Le célèbre magazine panafricain annonce de bons résultats pour 2024. Son secret ? Miser sur la qualité de l’information et se diversifier intelligemment entre le numérique et l’organisation d’événements.

Affiches publicitaires du journal « Jeune Afrique » sur un mur du centre-ville de Kigali, au Rwanda en août 2018. © AFP – Jacques Nkinzingabo

 

Jeune Afrique Media Group clôture l’exercice 2024 sur une performance remarquable. Pour rappel, Jeune Afrique, son média phare, c’est ce magazine que vous voyez souvent dans les kiosques et sur Internet. Créé en 1960 à Tunis, il parle de l’actualité africaine : politique, économie, culture. En 2024, l’entreprise a gagné 30 millions d’euros, soit environ 20 milliards de francs CFA. C’est 6 % de plus qu’en 2023. Un beau résultat qui montre que le journal se porte bien.
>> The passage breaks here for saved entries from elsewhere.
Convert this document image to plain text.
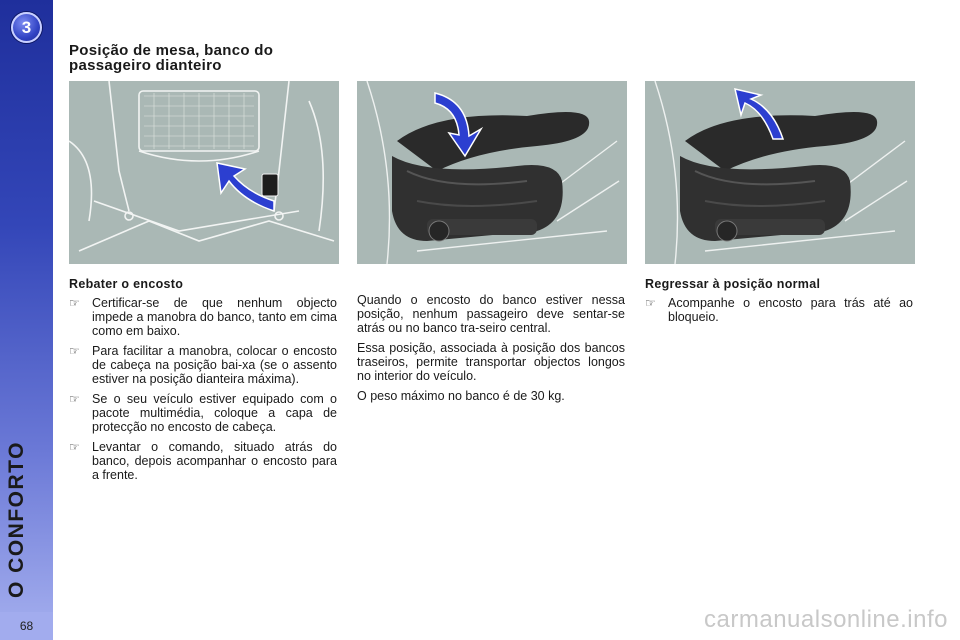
3
O CONFORTO
68
Posição de mesa, banco do
passageiro dianteiro
Rebater o encosto
☞ Certificar-se de que nenhum objecto impede a manobra do banco, tanto em cima como em baixo.

☞ Para facilitar a manobra, colocar o encosto de cabeça na posição bai-xa (se o assento estiver na posição dianteira máxima).

☞ Se o seu veículo estiver equipado com o pacote multimédia, coloque a capa de protecção no encosto de cabeça.

☞ Levantar o comando, situado atrás do banco, depois acompanhar o encosto para a frente.

Quando o encosto do banco estiver nessa posição, nenhum passageiro deve sentar-se atrás ou no banco tra-seiro central.

Essa posição, associada à posição dos bancos traseiros, permite transportar objectos longos no interior do veículo.

O peso máximo no banco é de 30 kg.

Regressar à posição normal
☞ Acompanhe o encosto para trás até ao bloqueio.

carmanualsonline.info
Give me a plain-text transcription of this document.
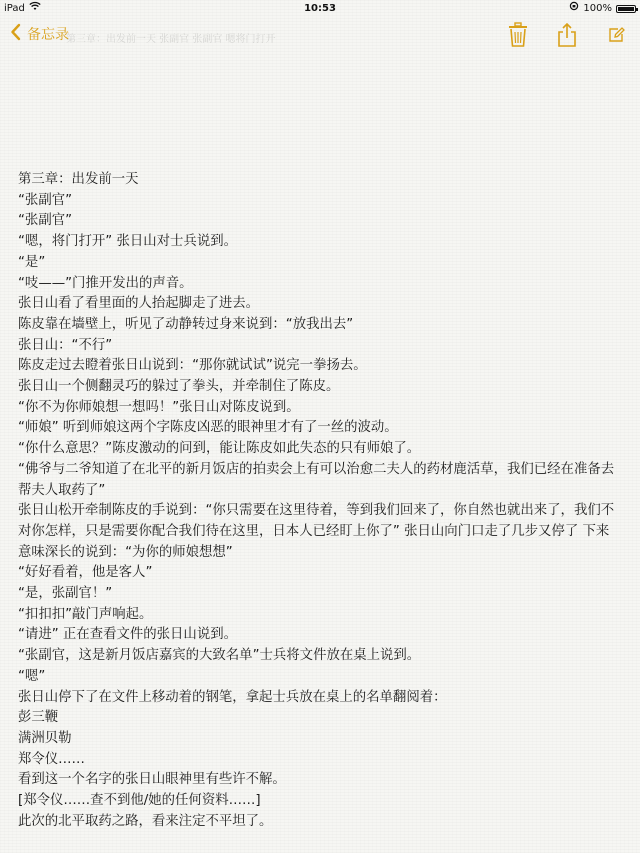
iPad	10:53	100%
备忘录
第三章：出发前一天 张副官 张副官 嗯将门打开
第三章：出发前一天
“张副官”
“张副官”
“嗯，将门打开” 张日山对士兵说到。
“是”
“吱——”门推开发出的声音。
张日山看了看里面的人抬起脚走了进去。
陈皮靠在墙壁上，听见了动静转过身来说到：“放我出去”
张日山：“不行”
陈皮走过去瞪着张日山说到：“那你就试试”说完一拳扬去。
张日山一个侧翻灵巧的躲过了拳头，并牵制住了陈皮。
“你不为你师娘想一想吗！”张日山对陈皮说到。
“师娘” 听到师娘这两个字陈皮凶恶的眼神里才有了一丝的波动。
“你什么意思？”陈皮激动的问到，能让陈皮如此失态的只有师娘了。
“佛爷与二爷知道了在北平的新月饭店的拍卖会上有可以治愈二夫人的药材鹿活草，我们已经在准备去帮夫人取药了”
张日山松开牵制陈皮的手说到：“你只需要在这里待着，等到我们回来了，你自然也就出来了，我们不对你怎样，只是需要你配合我们待在这里，日本人已经盯上你了” 张日山向门口走了几步又停了 下来意味深长的说到：“为你的师娘想想”
“好好看着，他是客人”
“是，张副官！”
“扣扣扣”敲门声响起。
“请进” 正在查看文件的张日山说到。
“张副官，这是新月饭店嘉宾的大致名单”士兵将文件放在桌上说到。
“嗯”
张日山停下了在文件上移动着的钢笔，拿起士兵放在桌上的名单翻阅着：
彭三鞭
满洲贝勒
郑令仪……
看到这一个名字的张日山眼神里有些许不解。
[郑令仪……查不到他/她的任何资料……]
此次的北平取药之路，看来注定不平坦了。
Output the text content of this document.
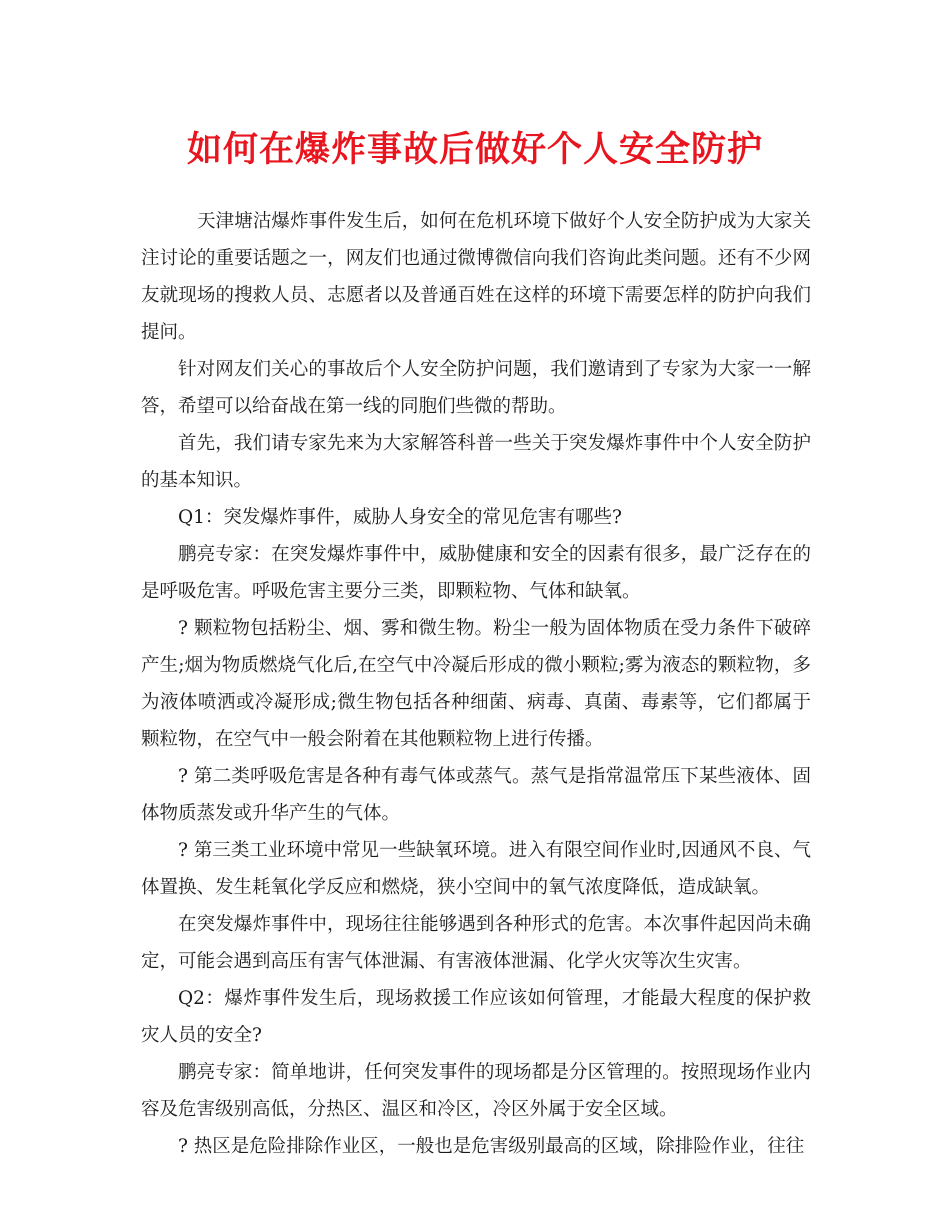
如何在爆炸事故后做好个人安全防护

天津塘沽爆炸事件发生后，如何在危机环境下做好个人安全防护成为大家关注讨论的重要话题之一，网友们也通过微博微信向我们咨询此类问题。还有不少网友就现场的搜救人员、志愿者以及普通百姓在这样的环境下需要怎样的防护向我们提问。

针对网友们关心的事故后个人安全防护问题，我们邀请到了专家为大家一一解答，希望可以给奋战在第一线的同胞们些微的帮助。

首先，我们请专家先来为大家解答科普一些关于突发爆炸事件中个人安全防护的基本知识。

Q1：突发爆炸事件，威胁人身安全的常见危害有哪些?

鹏亮专家：在突发爆炸事件中，威胁健康和安全的因素有很多，最广泛存在的是呼吸危害。呼吸危害主要分三类，即颗粒物、气体和缺氧。

? 颗粒物包括粉尘、烟、雾和微生物。粉尘一般为固体物质在受力条件下破碎产生;烟为物质燃烧气化后,在空气中冷凝后形成的微小颗粒;雾为液态的颗粒物，多为液体喷洒或冷凝形成;微生物包括各种细菌、病毒、真菌、毒素等，它们都属于颗粒物，在空气中一般会附着在其他颗粒物上进行传播。

? 第二类呼吸危害是各种有毒气体或蒸气。蒸气是指常温常压下某些液体、固体物质蒸发或升华产生的气体。

? 第三类工业环境中常见一些缺氧环境。进入有限空间作业时,因通风不良、气体置换、发生耗氧化学反应和燃烧，狭小空间中的氧气浓度降低，造成缺氧。

在突发爆炸事件中，现场往往能够遇到各种形式的危害。本次事件起因尚未确定，可能会遇到高压有害气体泄漏、有害液体泄漏、化学火灾等次生灾害。

Q2：爆炸事件发生后，现场救援工作应该如何管理，才能最大程度的保护救灾人员的安全?

鹏亮专家：简单地讲，任何突发事件的现场都是分区管理的。按照现场作业内容及危害级别高低，分热区、温区和冷区，冷区外属于安全区域。

? 热区是危险排除作业区，一般也是危害级别最高的区域，除排险作业，往往
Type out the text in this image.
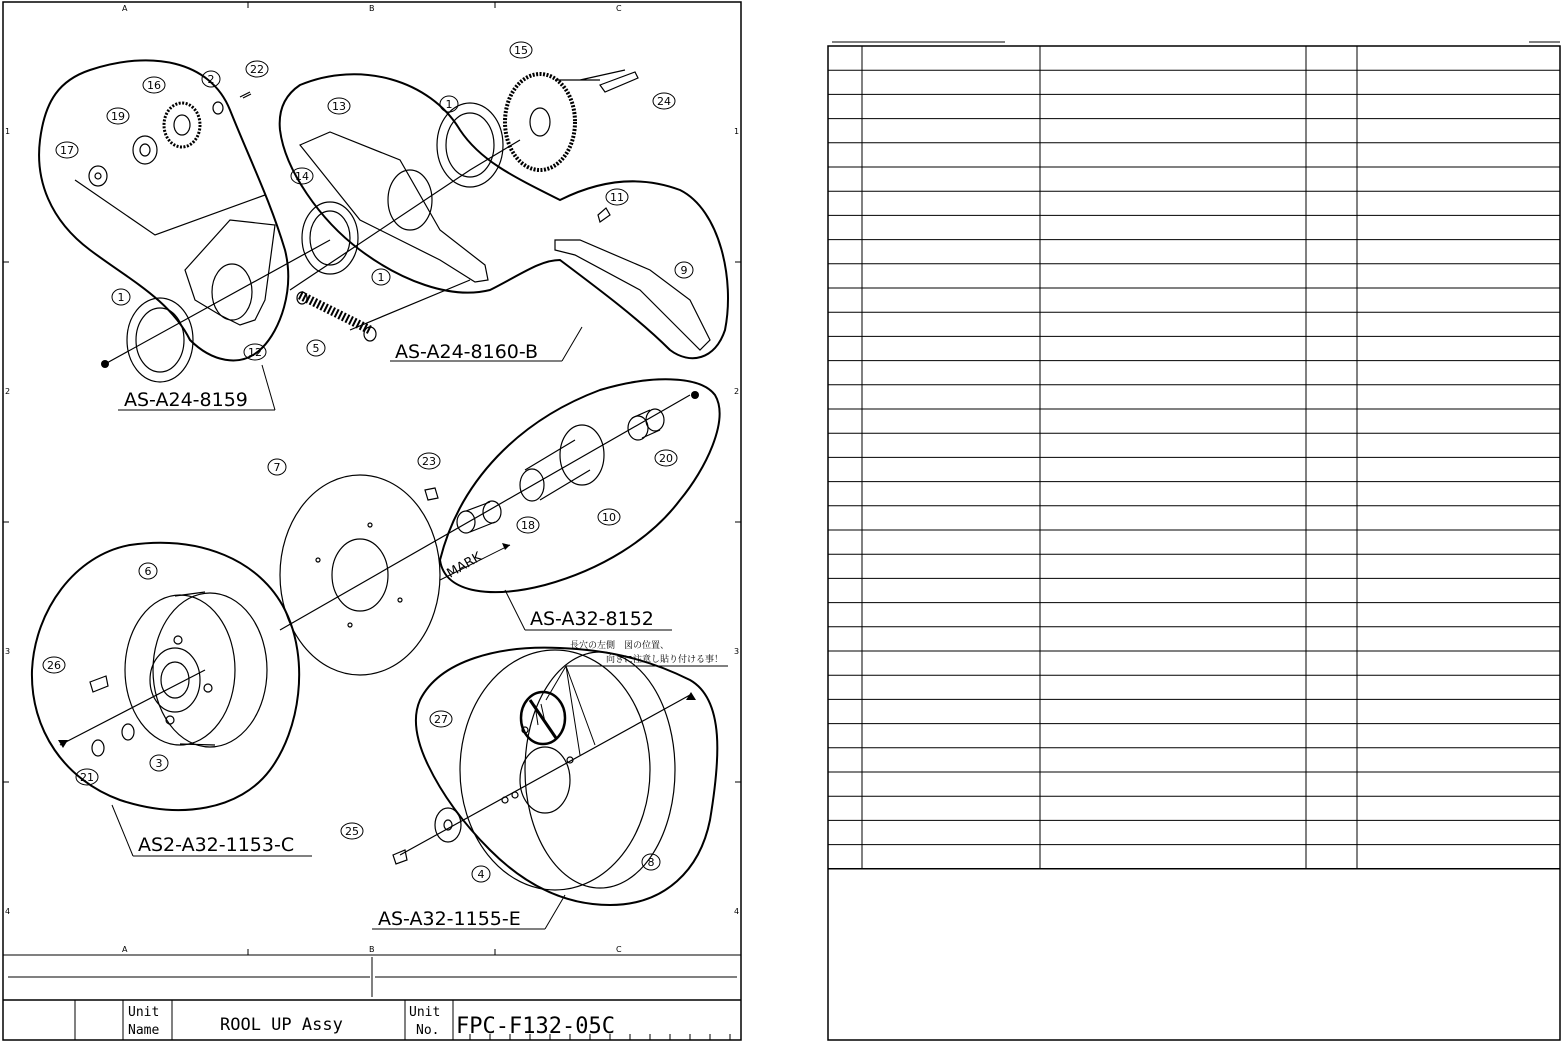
A	B	C
A	B	C
1
2
3
4
1
2
3
4
1
2
3
4
5
6
7
8
9
10
11
12
13
14
15
16
17
18
19
20
21
22
23
24
25
26
27
1
1
AS-A24-8159
AS-A24-8160-B
AS-A32-8152
AS2-A32-1153-C
AS-A32-1155-E
MARK
長穴の左側　図の位置、
向きに注意し貼り付ける事！
Unit
Name	ROOL UP Assy
Unit
No. FPC-F132-05C
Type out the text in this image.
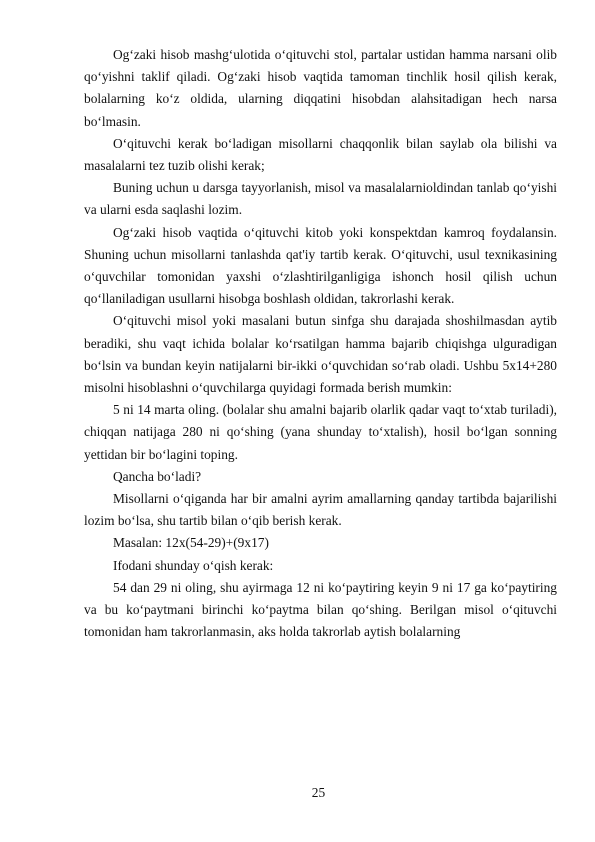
Og‘zaki hisob mashg‘ulotida o‘qituvchi stol, partalar ustidan hamma narsani olib qo‘yishni taklif qiladi. Og‘zaki hisob vaqtida tamoman tinchlik hosil qilish kerak, bolalarning ko‘z oldida, ularning diqqatini hisobdan alahsitadigan hech narsa bo‘lmasin.

O‘qituvchi kerak bo‘ladigan misollarni chaqqonlik bilan saylab ola bilishi va masalalarni tez tuzib olishi kerak;

Buning uchun u darsga tayyorlanish, misol va masalalarnioldindan tanlab qo‘yishi va ularni esda saqlashi lozim.

Og‘zaki hisob vaqtida o‘qituvchi kitob yoki konspektdan kamroq foydalansin. Shuning uchun misollarni tanlashda qat'iy tartib kerak. O‘qituvchi, usul texnikasining o‘quvchilar tomonidan yaxshi o‘zlashtirilganligiga ishonch hosil qilish uchun qo‘llaniladigan usullarni hisobga boshlash oldidan, takrorlashi kerak.

O‘qituvchi misol yoki masalani butun sinfga shu darajada shoshilmasdan aytib beradiki, shu vaqt ichida bolalar ko‘rsatilgan hamma bajarib chiqishga ulguradigan bo‘lsin va bundan keyin natijalarni bir-ikki o‘quvchidan so‘rab oladi. Ushbu 5x14+280 misolni hisoblashni o‘quvchilarga quyidagi formada berish mumkin:

5 ni 14 marta oling. (bolalar shu amalni bajarib olarlik qadar vaqt to‘xtab turiladi), chiqqan natijaga 280 ni qo‘shing (yana shunday to‘xtalish), hosil bo‘lgan sonning yettidan bir bo‘lagini toping.

Qancha bo‘ladi?

Misollarni o‘qiganda har bir amalni ayrim amallarning qanday tartibda bajarilishi lozim bo‘lsa, shu tartib bilan o‘qib berish kerak.

Masalan: 12x(54-29)+(9x17)

Ifodani shunday o‘qish kerak:

54 dan 29 ni oling, shu ayirmaga 12 ni ko‘paytiring keyin 9 ni 17 ga ko‘paytiring va bu ko‘paytmani birinchi ko‘paytma bilan qo‘shing. Berilgan misol o‘qituvchi tomonidan ham takrorlanmasin, aks holda takrorlab aytish bolalarning

25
Comment font-ils ? D’abord, ils ont décidé de faire moins d’articles, mais de meilleure qualité. Ils ont embauché des journalistes spécialisés : certains ne font que de l’économie, d’autres vérifient systématiquement les informations pour éviter les fausses nouvelles, c’est le fact-checking. C’est comme avoir des experts dans chaque domaine, plutôt que des généralistes.

Ensuite, ils vendent beaucoup d’abonnements aux entreprises. Les grandes sociétés, les cabinets d’avocats et les banques paient pour recevoir leurs analyses. Ces abonnements professionnels ont augmenté de 25 % en un an. Ils ont aujourd’hui 32 000 abonnés qui lisent le journal sur Internet.

Le site Internet marche également très bien : 3,2 millions de personnes le visitent chaque mois. Et parmi ces lecteurs, beaucoup sont des directeurs d’entreprise, des ministres ou des hauts cadres. Ce sont des gens importants qui prennent des décisions. Aujourd’hui, Internet représente 40 % de tout l’argent que gagne l’entreprise.

Jeune Afrique ne fait pas que du journalisme. Ils organisent aussi de grandes conférences où se rencontrent les chefs d’entreprise africains. L’Africa CEO Forum à Abidjan a réuni 3 000 dirigeants cette année. Il y a aussi l’Africa Financial Summit qui parle d’argent et de finance, et un nouveau programme appelé LEAD pour les fonctionnaires africains.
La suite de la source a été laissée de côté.